Background To achieve comprehensive disease control (CDC; defined as simultaneous achievement of DAS28 <3.2, HAQ-DI <0.5 and ΔmTSS ≤0.5) or comprehensive disease remission (CDR; defined as simultaneous achievement of DAS28 <2.6, HAQ-DI <0.5 and ΔmTSS ≤0.5) is our therapeutic goal of treating RA. Owing to early diagnosis of RA based on the 2010 ACR/European League Against Rheumatism classification criteria (1), it is more likely that the disease activity is controlled by only synthetic disease-modifying anti-rheumatic drugs (sDMARDs), however, there is no firm evidence to show if the function and bone structure in the RA patients whose disease activity is controlled by only sDMARDs are maintained without their damages for a long time.
Objectives To compare 161 patients who showed adequate responses to methotrexate (MTX) (MTX group) with 96 patients treated with adalimumab (ADA) + MTX to inadequate response to MTX (MTX-IR) (ADA group) about the effects on functional and structural outcomes for 3 years.
Methods Grip strength, CDR and CDC rates and patients' proportions with structural remission (ΔmTSS ≤0.5), clinical relevant radiographic progression (CRRP; ΔmTSS >3) and rapid radiographic progression (RRP; ΔmTSS>5) were measured in MTX group (n=161, mean disease duration: 4.4 years) or ADA group (n=96, mean disease duration: 8.5 years) every year, for 3 years.
Results There was no significant difference in clinical remission rates (DAS28-ESR<2.6) between MTX and ADA groups at 3 years (LOCF). While, CDR rates for 3 years were much higher in ADA group (43.2%) than MTX group (18.3%) as well as those of CDC (45.9% vs. 24.0%, respectively). Moreover, about the structural change, ratios of patients with RRP were decreased in both MTX and ADA group at 3 years compared to the status at first year, however the ratio of patients with RRP in MTX group was 10% whereas that of patients with RRP in ADA group was 3%. Reflecting this result about the structural change, grip strength in ADA group was improved every year, but that was gradually decreased in MTX group after 1 year, even the baseline grip strength in MTX group was much stronger than that in ADA group (143 vs. 177 mmHg, p=0.0001).
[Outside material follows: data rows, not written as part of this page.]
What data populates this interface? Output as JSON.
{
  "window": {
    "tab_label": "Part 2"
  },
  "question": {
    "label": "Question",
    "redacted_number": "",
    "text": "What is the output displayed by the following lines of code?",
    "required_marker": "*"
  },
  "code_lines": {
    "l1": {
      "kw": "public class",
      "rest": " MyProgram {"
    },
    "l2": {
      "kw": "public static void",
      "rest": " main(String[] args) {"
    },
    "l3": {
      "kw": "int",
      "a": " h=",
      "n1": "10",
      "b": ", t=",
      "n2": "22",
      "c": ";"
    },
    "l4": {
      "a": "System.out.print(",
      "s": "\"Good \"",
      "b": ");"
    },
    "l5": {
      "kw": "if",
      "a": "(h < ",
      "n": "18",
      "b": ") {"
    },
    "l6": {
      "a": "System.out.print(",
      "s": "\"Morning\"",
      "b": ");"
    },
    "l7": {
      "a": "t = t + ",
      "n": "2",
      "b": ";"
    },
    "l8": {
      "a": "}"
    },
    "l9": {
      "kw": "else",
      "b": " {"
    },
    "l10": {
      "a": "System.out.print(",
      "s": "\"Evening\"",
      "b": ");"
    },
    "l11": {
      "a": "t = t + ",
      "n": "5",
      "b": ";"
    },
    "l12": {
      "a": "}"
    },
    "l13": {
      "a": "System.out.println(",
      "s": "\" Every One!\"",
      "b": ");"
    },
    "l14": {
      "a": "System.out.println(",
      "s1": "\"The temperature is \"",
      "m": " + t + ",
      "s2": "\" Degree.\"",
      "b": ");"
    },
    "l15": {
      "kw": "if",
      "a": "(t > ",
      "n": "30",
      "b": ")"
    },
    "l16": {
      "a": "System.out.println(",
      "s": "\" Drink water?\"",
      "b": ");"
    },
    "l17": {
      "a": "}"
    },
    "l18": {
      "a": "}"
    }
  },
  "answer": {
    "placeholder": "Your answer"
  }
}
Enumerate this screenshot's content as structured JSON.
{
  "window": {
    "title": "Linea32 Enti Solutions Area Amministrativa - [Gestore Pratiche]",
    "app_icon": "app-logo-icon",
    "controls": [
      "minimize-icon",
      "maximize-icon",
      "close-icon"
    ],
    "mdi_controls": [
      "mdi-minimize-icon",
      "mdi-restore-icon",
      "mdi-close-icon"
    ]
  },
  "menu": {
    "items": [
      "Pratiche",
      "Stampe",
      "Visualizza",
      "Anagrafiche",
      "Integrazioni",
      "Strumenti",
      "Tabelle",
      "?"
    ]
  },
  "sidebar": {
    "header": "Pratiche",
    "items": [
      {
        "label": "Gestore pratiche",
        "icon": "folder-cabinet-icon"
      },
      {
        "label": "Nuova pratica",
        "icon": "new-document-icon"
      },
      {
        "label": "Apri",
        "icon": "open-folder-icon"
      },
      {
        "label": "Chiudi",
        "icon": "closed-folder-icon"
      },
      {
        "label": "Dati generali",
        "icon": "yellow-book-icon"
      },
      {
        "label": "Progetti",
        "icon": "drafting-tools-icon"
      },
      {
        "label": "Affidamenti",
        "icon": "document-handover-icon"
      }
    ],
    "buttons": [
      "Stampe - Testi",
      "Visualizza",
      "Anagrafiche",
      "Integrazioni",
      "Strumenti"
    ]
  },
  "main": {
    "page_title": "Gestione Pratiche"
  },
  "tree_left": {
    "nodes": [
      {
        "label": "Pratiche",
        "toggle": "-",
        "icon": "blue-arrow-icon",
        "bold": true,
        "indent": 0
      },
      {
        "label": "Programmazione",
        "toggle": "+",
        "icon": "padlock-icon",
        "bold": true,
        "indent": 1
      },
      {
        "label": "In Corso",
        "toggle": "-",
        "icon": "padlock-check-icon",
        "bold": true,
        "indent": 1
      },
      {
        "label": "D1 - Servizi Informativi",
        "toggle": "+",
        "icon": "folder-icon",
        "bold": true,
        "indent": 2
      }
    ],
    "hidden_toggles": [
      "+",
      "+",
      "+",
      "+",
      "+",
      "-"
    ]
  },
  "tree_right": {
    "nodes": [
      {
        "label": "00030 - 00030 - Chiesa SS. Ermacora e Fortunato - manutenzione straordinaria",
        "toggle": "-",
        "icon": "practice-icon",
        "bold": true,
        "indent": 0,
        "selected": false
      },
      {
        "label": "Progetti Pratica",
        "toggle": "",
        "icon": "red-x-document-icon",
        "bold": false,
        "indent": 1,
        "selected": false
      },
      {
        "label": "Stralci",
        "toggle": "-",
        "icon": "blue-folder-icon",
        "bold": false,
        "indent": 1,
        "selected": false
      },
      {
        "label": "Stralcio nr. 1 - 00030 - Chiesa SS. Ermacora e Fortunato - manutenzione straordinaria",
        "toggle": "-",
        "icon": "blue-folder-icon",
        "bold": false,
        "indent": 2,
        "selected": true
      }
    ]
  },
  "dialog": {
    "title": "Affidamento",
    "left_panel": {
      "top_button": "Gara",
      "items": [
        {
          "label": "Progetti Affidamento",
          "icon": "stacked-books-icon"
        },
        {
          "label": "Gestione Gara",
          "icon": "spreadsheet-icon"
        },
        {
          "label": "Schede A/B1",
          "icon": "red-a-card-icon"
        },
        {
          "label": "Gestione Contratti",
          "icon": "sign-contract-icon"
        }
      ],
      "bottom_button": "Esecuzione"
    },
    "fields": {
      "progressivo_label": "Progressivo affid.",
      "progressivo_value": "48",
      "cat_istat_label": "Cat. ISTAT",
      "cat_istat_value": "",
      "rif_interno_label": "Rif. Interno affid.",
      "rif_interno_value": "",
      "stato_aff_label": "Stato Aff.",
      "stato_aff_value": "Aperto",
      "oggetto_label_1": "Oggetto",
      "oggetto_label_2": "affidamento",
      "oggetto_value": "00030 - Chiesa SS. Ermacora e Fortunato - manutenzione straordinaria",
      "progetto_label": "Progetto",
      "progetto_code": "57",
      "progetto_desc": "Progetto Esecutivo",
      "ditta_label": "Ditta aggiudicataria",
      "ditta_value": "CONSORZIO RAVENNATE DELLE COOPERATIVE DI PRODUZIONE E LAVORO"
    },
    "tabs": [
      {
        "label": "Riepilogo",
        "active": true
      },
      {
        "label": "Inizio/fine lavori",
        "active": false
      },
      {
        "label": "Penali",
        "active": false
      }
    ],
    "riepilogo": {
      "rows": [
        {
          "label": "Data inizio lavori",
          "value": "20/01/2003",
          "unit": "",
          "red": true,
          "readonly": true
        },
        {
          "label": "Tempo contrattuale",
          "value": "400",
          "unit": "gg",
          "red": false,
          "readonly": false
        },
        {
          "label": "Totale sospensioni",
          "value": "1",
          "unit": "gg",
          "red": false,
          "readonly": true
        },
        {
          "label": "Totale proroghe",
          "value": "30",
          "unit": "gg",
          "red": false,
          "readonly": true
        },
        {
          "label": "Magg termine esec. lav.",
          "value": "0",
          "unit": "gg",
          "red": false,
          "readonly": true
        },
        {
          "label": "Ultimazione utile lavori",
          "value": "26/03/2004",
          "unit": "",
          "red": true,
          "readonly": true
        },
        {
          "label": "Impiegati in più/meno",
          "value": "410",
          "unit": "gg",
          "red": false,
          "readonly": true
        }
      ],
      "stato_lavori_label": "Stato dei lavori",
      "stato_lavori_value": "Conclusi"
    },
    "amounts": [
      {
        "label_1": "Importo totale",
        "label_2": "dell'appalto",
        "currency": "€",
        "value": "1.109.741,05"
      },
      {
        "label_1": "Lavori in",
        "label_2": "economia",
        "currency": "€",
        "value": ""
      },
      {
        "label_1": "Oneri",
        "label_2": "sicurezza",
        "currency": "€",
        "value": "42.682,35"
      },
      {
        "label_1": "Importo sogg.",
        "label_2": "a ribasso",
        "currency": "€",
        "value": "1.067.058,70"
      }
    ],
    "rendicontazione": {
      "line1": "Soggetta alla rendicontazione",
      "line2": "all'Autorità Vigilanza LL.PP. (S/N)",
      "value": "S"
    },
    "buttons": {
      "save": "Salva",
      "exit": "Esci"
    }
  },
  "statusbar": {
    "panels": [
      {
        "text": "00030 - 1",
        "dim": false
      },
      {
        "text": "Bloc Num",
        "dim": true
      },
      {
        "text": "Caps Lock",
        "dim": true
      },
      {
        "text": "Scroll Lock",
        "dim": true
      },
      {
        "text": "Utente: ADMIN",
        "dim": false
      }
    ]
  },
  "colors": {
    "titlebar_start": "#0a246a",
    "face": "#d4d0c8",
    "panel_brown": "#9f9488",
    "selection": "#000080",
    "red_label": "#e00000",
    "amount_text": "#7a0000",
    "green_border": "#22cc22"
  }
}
Conclusions It was demonstrated that grip strength gradually decreased from 1 year after initiation of MTX treatment even in the patients who were managed RA disease for 3 years with MTX alone, while ADA treatment to MTX-IR patients improved grip strength time dependent manner, which was supported by the significantly better inhibitory effect on radiographic progression with higher CDC and CDR rates over 3 years in ADA group than those in MTX group. In summary, from our study in site, it is suggested ADA treatment by defining the patients who would better to start the treatment with biologics as early as possible, based on the concept of Treat To Target, would be a key for patients to achieve higher therapeutic goals.
Aletaha D et al, Ann Rheum Dis. 2010;69(9):1580-8.